Kapitalist sistemin temel prensibi olan kâr maksimizasyonu, halkın temel ihtiyaçlarını karşılamak yerine, azınlık bir kesimin zenginliğini artırmayı hedeflemektedir. Türkiye’de uygulanan neoliberal politikalar, halkın kamu hizmetlerine erişimini kısıtlamış, eğitim, sağlık ve barınma gibi temel hizmetler özelleştirilmiş, bu da işsizlik ve yoksulluğu daha da artırmıştır.
Emperyalist baskılar altında şekillenen ekonomik politikalar, bağımsız bir ekonomik modelin geliştirilmesini engellemektedir. Uluslararası finans kuruluşlarının dayattığı yapısal uyum programları, Türkiye gibi bağımlı ülkeleri borç batağına sürüklerken bu ülkelerdeki halkların refahını değil, uluslararası sermayenin çıkarlarını gözetmektedir.
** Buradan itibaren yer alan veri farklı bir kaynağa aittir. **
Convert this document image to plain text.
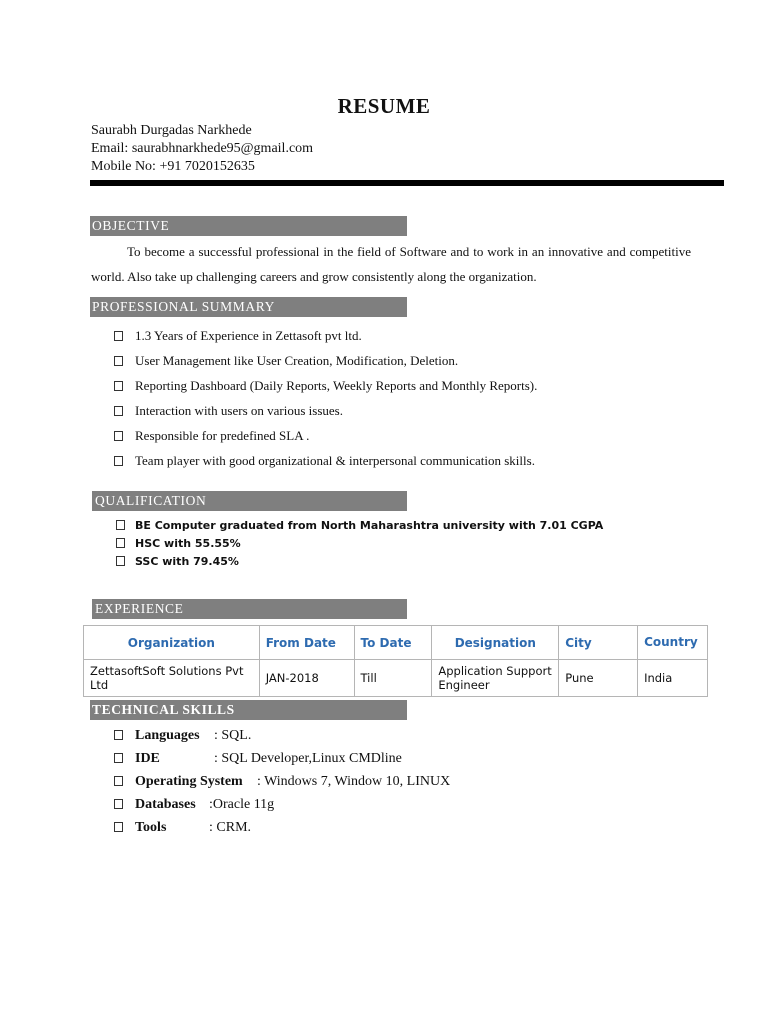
RESUME
Saurabh Durgadas Narkhede
Email: saurabhnarkhede95@gmail.com
Mobile No: +91 7020152635
OBJECTIVE
To become a successful professional in the field of Software and to work in an innovative and competitive world. Also take up challenging careers and grow consistently along the organization.
PROFESSIONAL SUMMARY
1.3 Years of Experience in Zettasoft pvt ltd.
User Management like User Creation, Modification, Deletion.
Reporting Dashboard (Daily Reports, Weekly Reports and Monthly Reports).
Interaction with users on various issues.
Responsible for predefined SLA .
Team player with good organizational & interpersonal communication skills.
QUALIFICATION
BE Computer graduated from North Maharashtra university with 7.01 CGPA
HSC with 55.55%
SSC with 79.45%
EXPERIENCE
Organization	From Date	To Date	Designation	City	Country
ZettasoftSoft Solutions Pvt Ltd	JAN-2018	Till	Application Support Engineer	Pune	India
TECHNICAL SKILLS
Languages : SQL.
IDE	: SQL Developer,Linux CMDline
Operating System : Windows 7, Window 10, LINUX
Databases :Oracle 11g
Tools	: CRM.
ÖRGÜTLÜ MÜCADELE TEK KURTULUŞUMUZ
Emperyalist sistemlerin dayattığı ekonomik politikalar, halkın refahını artırmak bir yana, eşitsizliği ve sömürüyü derinleştirmektedir. Emekçi kesimin yaşamsal anlamda hemen her kategoride ciddi dengesizlikler, yoksunluklar yaşamaktadır. Mevcut kriz de ise devletin yaşanan yoksullaşmaya, uçurum farkına müdahale edecek gücü yoktur. Ciddi kriz içindeki sistemi ayakta tutmak için uyguladıkları ekonomik politikayla halkı hem açlıkla, baskı ve saldırılarla da zorbalıkla kontrol altına almaya çalışmaktadır. Günümüzde işçi ve emekçiler açısından yürütülen mücadelenin adı “hayatta kalma mücadelesi” olmuştur.
Devlet, artan hayat pahalılığına çözüm olarak işçi ve emekçilere “fahiş fiyatla satış yapanları boykot edin” denilmektedir. Halkın yoksullaşan yaşamının nedeni marketlerin fahiş fiyatlı satışlarıymış gibi gösterilmekte ve adeta halka dalga geçilerek “boykot” çağrısı yapılmaktadır. Sağlık başta olmak üzere yoksul halkın temel gıdaya ulaşımı artık neredeyse mümkün değildir. İlaçlardan alınan katkı paylarının artışı, barınma hakkından artık kimse söz edemezken yoksullaşan halkın yoksulluğu ile öldüğü bu dönemde devletin halka sunabildiği tek çözüm “boykot” oluyor.
İşçi sınıfının en temel haklarını koruma mücadelesi yasaklanmaya, yok sayılmaya çalışılsa da devam etmektedir. Yoksul halkın etrafına örülen korku duvarı yoksulluk derinleştikçe çatlamaya başlayacaktır. Ses çıkaran herkese hapishaneyi işaret eden devlet korku, baskı ve sindirme politikalarını uygulamada hız kesmiyor. Ancak bir süre sonra bu korku duvarları büyüyen açlığın karşısında yıkılacaktır. Emperyalist haydutların bugün dünya halklarına sunduğu savaş, yıkım ve katliamdır. Mevcut sistemin ezilenlere sunacağı başka bir yaşam da yoktur. Yeni bir yaşamı yaratmak için örgütlenmek, mücadele etmek ve bu mücadeleye önderlik etmek esas görevimizdir.